Objectives/Hypothesis

The relevance of the cricothyroid (CT) muscle in patients with unilateral vocal fold paralysis (UVFP) remains controversial. To clarify the functional significance of the CT muscle in patients with UVFP, the confounding effect of the severity of recurrent laryngeal nerve injury should be taken into consideration. In the present study, quantitative laryngeal electromyography (LEMG) was used to measure the severity of paralysis of the thyroarytenoid-lateral cricoarytenoid (TA-LCA) muscle complex to allow the functional contribution of the CT muscle to be determined.

Study Design

Cross-sectional study performed in an otolaryngology outpatient clinic.

Methods

Thirty-one patients with a main diagnosis of UVFP were recruited.

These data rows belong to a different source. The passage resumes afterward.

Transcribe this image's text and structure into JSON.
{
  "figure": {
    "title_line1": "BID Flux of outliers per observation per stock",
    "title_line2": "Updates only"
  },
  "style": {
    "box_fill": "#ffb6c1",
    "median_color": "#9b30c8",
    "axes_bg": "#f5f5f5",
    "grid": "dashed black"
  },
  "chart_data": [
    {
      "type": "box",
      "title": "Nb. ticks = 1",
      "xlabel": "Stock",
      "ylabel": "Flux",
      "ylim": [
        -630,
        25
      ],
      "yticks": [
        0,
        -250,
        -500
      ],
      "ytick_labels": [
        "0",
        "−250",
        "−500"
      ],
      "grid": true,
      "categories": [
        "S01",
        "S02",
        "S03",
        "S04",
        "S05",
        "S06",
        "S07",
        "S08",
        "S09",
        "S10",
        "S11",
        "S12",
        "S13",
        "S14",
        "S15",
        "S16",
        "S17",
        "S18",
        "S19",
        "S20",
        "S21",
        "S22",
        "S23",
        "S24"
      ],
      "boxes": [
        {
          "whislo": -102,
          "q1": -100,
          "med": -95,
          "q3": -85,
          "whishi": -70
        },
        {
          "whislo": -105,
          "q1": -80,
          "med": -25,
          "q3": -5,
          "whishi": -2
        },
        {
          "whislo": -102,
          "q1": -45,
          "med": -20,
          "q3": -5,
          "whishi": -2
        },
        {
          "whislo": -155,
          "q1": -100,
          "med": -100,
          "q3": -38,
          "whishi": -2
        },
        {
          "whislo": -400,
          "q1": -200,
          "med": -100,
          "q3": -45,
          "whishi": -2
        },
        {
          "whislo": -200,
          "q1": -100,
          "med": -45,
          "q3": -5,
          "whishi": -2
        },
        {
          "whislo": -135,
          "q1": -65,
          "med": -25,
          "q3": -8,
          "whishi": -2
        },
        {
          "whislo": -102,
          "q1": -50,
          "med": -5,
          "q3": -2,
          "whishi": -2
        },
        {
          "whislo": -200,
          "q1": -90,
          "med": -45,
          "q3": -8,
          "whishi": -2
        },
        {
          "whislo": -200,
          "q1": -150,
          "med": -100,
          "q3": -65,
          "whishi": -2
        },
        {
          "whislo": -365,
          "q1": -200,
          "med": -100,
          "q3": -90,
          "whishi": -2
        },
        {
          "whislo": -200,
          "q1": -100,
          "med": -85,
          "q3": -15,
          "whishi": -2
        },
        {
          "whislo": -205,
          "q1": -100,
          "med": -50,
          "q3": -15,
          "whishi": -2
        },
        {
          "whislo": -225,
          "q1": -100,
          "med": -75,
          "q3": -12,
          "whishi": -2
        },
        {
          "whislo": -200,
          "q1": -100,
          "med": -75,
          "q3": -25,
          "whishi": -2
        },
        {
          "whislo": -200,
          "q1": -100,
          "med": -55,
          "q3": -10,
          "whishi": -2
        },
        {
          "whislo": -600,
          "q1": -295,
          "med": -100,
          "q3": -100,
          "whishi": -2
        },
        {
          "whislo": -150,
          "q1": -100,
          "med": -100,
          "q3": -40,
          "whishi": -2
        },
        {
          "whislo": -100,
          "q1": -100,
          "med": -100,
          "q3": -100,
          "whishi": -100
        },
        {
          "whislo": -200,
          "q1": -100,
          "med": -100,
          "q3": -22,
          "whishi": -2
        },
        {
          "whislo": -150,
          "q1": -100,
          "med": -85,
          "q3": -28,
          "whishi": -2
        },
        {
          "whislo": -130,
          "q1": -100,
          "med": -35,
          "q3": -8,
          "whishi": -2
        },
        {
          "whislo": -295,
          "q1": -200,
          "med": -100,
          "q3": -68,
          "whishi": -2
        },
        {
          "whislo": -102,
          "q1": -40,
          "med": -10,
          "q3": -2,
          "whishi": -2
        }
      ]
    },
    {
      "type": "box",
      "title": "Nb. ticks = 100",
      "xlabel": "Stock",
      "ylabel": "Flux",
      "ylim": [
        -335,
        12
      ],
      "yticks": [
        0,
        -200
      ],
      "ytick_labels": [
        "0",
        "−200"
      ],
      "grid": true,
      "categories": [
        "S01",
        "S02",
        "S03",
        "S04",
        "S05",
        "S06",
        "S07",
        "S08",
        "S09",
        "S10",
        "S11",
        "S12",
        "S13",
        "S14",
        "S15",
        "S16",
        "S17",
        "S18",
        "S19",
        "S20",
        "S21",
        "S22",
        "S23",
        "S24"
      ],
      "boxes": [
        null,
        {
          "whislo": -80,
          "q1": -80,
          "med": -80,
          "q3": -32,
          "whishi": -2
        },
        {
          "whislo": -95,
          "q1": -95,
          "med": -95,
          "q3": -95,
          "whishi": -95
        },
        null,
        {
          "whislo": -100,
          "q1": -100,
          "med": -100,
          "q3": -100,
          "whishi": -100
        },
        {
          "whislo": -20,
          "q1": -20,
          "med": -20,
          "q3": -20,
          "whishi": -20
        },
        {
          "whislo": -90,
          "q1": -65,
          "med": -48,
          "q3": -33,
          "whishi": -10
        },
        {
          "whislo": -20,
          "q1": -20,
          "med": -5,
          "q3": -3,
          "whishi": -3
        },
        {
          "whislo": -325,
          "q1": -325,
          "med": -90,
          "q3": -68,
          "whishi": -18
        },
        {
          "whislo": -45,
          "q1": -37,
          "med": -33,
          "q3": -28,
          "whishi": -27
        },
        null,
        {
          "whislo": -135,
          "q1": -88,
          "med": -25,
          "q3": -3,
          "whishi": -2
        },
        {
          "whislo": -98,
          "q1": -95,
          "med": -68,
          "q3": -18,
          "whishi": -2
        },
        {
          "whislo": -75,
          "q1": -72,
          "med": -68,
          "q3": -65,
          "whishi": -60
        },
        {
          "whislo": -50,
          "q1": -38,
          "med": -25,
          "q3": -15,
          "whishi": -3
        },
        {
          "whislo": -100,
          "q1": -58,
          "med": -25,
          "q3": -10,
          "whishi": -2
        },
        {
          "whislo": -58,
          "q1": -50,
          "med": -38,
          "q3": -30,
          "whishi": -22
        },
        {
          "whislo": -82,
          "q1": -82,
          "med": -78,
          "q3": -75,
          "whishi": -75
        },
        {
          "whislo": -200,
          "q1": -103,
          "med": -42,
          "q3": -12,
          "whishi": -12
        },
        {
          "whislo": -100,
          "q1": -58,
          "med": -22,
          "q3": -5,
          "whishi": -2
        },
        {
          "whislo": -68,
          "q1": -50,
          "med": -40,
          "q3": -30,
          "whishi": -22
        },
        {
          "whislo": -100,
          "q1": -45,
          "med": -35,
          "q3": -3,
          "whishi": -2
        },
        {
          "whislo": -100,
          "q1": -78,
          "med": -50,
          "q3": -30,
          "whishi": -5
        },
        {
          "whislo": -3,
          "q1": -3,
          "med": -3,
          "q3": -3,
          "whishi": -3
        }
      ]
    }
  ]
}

The main outcome measures included LEMG examination, quantitative LEMG analysis of the TA-LCA muscle complex, UVFP-related quality-of-life questionnaire (Voice Outcome Survey [VOS]), voice acoustics analysis, videolaryngostroboscopy, and general quality-of-life questionnaire (Short Form-36 Health Survey [SF-36]) assessments.

Results

The vocal cord position did not differ between patients with and without CT muscle impairment. Patients with both TA-LCA and CT paralysis showed poorer vocal fold vibration (P = .048) and higher fundamental frequency (P = .02), and the VOS and SF-36 were both poorer compared with patients with only TA-LCA paralysis.

Conclusions

Although the vocal cord position was not influenced by CT muscle function, coexisting CT muscle paralysis may damage the voice by impairing vocal fold vibration in UVFP patients.